05 November 2010

Bringing home the bacon

Last year I wrote about the micro pig being the latest pet craze in Britain.

It seems that the craze had also taken in Australia, with Chrystal's Mini Pigs being a main breeder-supplier.

The Age (Carolyn Webb) reported about a pet pig named Leroy attending canine obedience classes. Excerpt
Watching 10-week-old Leroy at a Heidelberg park yesterday, it was clear that the dog club's gamble to admit Leroy as its first pig student has succeeded. In a month of private lessons, Ms Behan has taught Leroy to sit, come when called, and push a soccer ball.

She's moving on to tricks such as carrying a bag in his mouth - a challenge because it's not a natural action for a pig.

Despite a short attention span and his poor eyesight, Leroy has nailed some tasks faster than canine students and has a non-aggressive nature.
Katarina Behan, the trainer also wrote in her blog, doglifetraining.com
A number of months ago I was approached to train a pet piglet, named Leroy. I saw this as an amazing opportunity to ‘test’ the method of training I use on dogs, on another species. I had heard that pigs are very intelligent and that they can be trained to perform many different behaviours.

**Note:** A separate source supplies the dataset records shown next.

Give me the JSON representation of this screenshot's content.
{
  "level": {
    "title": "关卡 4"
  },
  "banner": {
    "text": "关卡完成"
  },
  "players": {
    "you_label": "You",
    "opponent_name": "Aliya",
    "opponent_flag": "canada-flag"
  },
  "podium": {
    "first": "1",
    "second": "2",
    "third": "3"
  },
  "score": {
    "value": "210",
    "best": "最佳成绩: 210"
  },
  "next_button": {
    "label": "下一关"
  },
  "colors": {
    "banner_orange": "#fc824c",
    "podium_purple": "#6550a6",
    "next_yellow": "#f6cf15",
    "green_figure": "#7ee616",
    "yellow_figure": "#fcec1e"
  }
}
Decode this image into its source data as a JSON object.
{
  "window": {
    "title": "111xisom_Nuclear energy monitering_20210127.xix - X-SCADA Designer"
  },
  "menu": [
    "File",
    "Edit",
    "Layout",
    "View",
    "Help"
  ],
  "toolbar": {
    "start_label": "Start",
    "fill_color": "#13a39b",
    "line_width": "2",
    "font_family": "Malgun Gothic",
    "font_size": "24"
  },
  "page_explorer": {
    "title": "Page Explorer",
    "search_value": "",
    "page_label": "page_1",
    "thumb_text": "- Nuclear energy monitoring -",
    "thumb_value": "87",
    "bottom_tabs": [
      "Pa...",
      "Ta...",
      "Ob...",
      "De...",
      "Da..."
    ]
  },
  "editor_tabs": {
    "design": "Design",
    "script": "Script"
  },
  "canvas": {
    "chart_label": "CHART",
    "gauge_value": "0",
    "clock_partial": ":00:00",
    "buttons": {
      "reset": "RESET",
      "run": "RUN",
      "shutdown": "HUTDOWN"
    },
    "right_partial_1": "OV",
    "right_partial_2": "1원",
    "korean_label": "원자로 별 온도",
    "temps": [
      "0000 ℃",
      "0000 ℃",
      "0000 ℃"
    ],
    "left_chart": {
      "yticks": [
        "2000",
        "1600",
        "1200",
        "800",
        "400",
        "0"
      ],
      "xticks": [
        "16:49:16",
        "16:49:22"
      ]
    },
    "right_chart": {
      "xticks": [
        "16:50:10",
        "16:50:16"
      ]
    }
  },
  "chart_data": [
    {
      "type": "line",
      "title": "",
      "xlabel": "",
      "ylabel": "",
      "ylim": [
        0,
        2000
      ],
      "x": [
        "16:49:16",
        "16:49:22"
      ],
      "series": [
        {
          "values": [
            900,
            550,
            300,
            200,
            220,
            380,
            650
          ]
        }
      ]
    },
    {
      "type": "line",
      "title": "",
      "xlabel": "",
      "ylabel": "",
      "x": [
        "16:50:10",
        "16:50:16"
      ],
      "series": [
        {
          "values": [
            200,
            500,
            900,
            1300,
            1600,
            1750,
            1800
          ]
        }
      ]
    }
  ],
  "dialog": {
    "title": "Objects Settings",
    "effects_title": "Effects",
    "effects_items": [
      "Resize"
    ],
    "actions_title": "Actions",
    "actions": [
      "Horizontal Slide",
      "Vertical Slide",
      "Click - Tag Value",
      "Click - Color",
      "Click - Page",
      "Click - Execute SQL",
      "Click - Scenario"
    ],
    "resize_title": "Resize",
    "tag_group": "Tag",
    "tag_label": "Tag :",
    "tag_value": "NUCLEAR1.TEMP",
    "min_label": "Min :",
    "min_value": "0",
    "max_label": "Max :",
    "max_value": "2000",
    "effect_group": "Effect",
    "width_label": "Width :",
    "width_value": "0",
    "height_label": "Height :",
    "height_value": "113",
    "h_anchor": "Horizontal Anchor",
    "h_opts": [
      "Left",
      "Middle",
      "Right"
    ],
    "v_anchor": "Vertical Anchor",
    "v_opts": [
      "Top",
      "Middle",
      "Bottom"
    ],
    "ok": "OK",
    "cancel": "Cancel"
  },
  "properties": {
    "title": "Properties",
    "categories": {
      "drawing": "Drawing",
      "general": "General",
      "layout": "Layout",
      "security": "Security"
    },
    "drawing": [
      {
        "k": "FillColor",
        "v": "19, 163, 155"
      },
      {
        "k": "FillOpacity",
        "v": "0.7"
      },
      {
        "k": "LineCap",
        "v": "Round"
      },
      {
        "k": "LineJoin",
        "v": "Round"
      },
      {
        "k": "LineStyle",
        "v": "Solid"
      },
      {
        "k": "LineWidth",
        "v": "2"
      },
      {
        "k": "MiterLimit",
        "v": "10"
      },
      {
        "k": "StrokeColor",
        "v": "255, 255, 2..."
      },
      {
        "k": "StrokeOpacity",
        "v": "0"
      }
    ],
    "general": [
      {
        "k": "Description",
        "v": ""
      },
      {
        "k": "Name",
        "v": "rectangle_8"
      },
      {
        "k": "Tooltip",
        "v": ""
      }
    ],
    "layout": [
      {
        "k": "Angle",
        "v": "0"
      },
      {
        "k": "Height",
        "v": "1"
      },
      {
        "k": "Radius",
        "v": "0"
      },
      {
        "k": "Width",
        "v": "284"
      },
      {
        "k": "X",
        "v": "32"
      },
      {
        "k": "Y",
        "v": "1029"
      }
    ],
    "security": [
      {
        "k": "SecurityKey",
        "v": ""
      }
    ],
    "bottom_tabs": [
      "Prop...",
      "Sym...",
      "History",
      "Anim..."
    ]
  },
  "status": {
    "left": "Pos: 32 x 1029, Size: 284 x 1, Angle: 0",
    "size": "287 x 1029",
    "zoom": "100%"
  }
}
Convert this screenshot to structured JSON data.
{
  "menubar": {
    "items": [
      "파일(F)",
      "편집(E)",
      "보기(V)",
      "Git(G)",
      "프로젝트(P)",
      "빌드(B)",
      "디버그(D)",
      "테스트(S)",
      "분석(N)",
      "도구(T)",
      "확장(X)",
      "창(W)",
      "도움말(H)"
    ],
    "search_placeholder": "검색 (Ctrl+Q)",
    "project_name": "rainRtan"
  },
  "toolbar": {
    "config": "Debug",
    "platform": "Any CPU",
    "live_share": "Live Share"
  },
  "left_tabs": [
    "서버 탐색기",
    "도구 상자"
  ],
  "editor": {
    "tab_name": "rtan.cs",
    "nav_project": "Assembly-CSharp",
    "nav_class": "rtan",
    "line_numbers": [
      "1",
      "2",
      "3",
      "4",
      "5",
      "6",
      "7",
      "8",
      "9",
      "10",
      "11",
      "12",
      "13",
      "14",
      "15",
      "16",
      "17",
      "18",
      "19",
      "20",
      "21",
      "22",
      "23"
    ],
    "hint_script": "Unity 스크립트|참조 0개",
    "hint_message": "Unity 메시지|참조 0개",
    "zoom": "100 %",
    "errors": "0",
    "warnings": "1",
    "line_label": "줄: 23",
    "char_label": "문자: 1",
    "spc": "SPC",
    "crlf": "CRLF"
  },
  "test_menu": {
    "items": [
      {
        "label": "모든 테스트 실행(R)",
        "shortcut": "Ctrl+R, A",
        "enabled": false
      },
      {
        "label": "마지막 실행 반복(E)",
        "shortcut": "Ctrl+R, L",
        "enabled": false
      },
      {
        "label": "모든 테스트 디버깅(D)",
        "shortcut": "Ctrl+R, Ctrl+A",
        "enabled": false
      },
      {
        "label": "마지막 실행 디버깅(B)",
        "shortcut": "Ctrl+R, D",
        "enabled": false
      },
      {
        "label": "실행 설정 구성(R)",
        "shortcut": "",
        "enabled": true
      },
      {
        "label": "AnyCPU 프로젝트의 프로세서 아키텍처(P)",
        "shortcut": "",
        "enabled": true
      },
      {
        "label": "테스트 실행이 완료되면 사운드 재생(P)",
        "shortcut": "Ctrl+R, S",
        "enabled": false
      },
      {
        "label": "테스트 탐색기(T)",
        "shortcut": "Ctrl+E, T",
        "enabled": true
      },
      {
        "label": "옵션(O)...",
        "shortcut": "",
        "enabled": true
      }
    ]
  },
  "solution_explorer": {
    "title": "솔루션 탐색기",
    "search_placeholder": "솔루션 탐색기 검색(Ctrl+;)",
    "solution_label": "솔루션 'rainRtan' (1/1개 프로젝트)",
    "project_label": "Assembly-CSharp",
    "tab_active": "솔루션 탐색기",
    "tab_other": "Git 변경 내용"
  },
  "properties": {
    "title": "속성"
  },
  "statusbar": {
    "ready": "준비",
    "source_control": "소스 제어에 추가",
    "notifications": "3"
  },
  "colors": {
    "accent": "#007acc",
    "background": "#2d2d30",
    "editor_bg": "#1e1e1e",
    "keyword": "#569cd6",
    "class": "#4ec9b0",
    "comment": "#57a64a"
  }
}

To begin, I wanted to teach Leroy to push a soccer ball around with his nose. In order to do this, I knew I had to use a training tool called a ‘clicker’. Clickers are small hand held tools, with a button or stiff strip of metal that once pushed, it makes a distinct ‘click’ sound. You may have received one as a child in a party bag.
See video

Unlike the British micro pigs, these appear to be slightly bigger. More meat on a spit. Only joking.

Pigs are as intelligent as dogs, if not more so. Pig owners are probably unlikely to keep eating pork. If only ham and bacon weren't so tasty.